Submitted by RaymondFam, also found by Josiah
A buyer could plan on buying early at higher prices to make sure he would secure a portion (say 50%) of NFTs he desired. When the number of NFTs still available got smaller and that sale.endTime were yet to hit, he would then watch the mempool and repeatedly attempt to thwart the final group of buyers from successfully completing their respective transactions amidst the efforts to prolong the Dutch auction till sale.endTime was reached.
Assuming this particular edition pertained to a 100 NFT collection that would at most last for 60 minutes, and Bob planned on minting 10 of them.
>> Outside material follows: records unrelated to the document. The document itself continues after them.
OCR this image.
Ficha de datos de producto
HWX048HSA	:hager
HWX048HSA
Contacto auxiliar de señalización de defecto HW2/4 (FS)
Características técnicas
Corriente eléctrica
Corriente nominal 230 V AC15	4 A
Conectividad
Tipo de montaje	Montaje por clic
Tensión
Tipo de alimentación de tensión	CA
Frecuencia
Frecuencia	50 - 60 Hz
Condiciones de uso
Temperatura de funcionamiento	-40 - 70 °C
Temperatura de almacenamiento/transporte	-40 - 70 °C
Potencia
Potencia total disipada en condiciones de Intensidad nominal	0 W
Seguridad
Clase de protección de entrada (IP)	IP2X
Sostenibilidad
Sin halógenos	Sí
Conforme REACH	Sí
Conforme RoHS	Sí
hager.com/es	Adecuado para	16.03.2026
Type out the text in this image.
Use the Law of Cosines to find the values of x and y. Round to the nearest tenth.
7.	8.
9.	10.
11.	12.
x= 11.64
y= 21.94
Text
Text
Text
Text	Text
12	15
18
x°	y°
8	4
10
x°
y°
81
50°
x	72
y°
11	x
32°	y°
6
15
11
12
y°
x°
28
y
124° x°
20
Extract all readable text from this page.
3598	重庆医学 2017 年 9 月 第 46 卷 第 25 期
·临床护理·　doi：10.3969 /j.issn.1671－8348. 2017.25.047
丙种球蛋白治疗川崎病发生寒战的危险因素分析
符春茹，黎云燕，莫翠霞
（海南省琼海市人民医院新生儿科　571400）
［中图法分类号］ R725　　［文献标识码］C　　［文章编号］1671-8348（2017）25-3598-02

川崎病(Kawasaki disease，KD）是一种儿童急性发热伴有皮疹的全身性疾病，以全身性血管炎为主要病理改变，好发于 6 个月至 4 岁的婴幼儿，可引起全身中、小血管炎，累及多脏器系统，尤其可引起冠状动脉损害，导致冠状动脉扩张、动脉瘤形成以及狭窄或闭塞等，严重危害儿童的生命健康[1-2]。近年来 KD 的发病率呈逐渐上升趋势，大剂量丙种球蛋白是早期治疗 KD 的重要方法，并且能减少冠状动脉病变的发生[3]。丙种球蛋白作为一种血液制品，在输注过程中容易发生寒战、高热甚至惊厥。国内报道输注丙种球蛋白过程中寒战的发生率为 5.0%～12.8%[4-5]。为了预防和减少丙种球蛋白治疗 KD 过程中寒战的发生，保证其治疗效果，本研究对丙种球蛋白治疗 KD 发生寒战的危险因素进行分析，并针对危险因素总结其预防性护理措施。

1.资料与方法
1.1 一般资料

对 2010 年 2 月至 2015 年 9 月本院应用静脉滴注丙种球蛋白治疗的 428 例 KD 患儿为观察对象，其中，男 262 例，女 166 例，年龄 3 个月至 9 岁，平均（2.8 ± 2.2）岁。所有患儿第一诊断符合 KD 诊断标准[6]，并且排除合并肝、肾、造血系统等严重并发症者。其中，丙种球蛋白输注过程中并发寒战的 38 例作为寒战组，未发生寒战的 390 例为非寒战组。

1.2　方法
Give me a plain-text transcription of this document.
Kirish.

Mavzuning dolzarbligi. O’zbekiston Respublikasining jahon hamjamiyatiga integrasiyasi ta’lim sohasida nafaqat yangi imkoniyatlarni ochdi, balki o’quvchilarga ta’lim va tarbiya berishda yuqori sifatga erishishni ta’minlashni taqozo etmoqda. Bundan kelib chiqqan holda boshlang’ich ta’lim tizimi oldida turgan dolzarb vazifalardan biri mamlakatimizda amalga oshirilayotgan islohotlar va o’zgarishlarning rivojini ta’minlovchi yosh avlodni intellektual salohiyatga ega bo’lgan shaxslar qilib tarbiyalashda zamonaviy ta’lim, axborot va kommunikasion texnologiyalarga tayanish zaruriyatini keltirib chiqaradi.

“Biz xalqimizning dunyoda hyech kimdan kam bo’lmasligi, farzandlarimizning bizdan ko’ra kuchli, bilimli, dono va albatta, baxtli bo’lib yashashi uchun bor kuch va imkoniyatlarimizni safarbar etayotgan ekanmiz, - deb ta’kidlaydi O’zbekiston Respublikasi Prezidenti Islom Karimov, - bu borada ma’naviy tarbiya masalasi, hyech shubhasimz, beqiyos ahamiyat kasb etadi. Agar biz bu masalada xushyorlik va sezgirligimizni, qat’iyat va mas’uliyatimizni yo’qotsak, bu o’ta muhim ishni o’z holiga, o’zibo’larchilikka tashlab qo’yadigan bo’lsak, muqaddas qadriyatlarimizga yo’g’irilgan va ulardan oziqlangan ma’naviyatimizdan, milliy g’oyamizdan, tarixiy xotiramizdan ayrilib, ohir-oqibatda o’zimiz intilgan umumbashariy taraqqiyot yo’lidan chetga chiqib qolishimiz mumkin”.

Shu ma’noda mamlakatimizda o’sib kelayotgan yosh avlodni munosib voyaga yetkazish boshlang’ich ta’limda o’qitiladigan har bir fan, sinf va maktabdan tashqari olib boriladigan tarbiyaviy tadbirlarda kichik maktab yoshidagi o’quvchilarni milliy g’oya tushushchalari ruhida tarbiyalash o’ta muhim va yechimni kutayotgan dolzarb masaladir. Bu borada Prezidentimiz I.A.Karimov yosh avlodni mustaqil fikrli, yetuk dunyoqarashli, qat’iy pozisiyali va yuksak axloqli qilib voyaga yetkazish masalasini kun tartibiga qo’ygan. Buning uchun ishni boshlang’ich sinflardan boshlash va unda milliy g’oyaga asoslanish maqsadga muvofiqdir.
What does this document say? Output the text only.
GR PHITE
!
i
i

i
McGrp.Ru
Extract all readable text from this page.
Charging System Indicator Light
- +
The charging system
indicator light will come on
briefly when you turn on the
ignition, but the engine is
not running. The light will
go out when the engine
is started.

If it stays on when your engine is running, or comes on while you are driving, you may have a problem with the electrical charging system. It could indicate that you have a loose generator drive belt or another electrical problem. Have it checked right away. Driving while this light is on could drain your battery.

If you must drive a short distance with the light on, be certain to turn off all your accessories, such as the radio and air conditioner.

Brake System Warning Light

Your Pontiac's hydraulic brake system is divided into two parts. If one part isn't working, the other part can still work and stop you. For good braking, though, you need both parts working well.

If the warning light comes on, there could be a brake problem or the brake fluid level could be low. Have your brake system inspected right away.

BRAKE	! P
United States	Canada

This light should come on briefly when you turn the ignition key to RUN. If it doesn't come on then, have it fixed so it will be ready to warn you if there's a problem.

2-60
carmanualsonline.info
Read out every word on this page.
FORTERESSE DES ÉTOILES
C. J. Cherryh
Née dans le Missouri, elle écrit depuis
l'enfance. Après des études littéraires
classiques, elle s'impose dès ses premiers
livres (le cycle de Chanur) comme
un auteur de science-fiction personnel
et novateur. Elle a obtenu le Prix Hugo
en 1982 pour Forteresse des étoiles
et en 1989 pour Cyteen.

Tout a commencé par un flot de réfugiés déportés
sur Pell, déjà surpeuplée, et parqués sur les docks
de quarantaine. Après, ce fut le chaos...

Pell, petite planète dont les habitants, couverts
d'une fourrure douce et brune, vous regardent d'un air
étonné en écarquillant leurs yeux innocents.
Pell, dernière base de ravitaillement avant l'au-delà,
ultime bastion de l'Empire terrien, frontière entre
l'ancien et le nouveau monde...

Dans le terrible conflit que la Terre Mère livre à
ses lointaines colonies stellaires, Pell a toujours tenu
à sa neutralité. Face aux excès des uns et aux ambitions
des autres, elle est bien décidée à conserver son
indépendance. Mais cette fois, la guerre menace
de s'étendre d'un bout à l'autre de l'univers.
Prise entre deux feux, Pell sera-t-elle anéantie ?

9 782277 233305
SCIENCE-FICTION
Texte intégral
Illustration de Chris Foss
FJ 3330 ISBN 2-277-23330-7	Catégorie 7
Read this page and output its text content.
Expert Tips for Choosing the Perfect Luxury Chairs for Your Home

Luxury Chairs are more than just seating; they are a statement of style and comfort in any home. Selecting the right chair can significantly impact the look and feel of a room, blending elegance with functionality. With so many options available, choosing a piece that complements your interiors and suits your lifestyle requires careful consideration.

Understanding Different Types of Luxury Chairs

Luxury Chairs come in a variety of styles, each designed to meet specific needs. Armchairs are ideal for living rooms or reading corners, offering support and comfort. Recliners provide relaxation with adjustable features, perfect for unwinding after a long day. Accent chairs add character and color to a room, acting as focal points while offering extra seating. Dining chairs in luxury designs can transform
At the beginning of the Dutch auction, he would first mint 5 NFTs at higher prices no doubt. At 50th minute, sale.currentId == 95. Alice, upon seeing this, made up her mind and proceeded to buy the remaining NFTs. Bob, seeing this transaction queuing in the mempool, invoked buy() to mint 1 NFT by sending in higher amount of gas to front run Alice. Needless to say, Alices transaction was going to revert on line 68 because newId == 101:
File: LPDA.sol#L68
Noticing the number of NFTs still available had become 4, Alice attempted to mint the remaining 4 NFTs this time. Bob, upon seeing the similar queue in the mempool again, front ran Alice with another mint of 1 NFT.
These steps were repeatedly carried out until Bob managed to get all NFTs he wanted where the last one was minted right after sale.endTime hit. At this point, every successful buyer was happy to get the biggest refund possible ensuring that each NFT was only paid for the lowest price. This intended goal, on the contrary, was achieved at the expense of the seller getting the lowest amount of revenue and that the front run buyers minting nothing.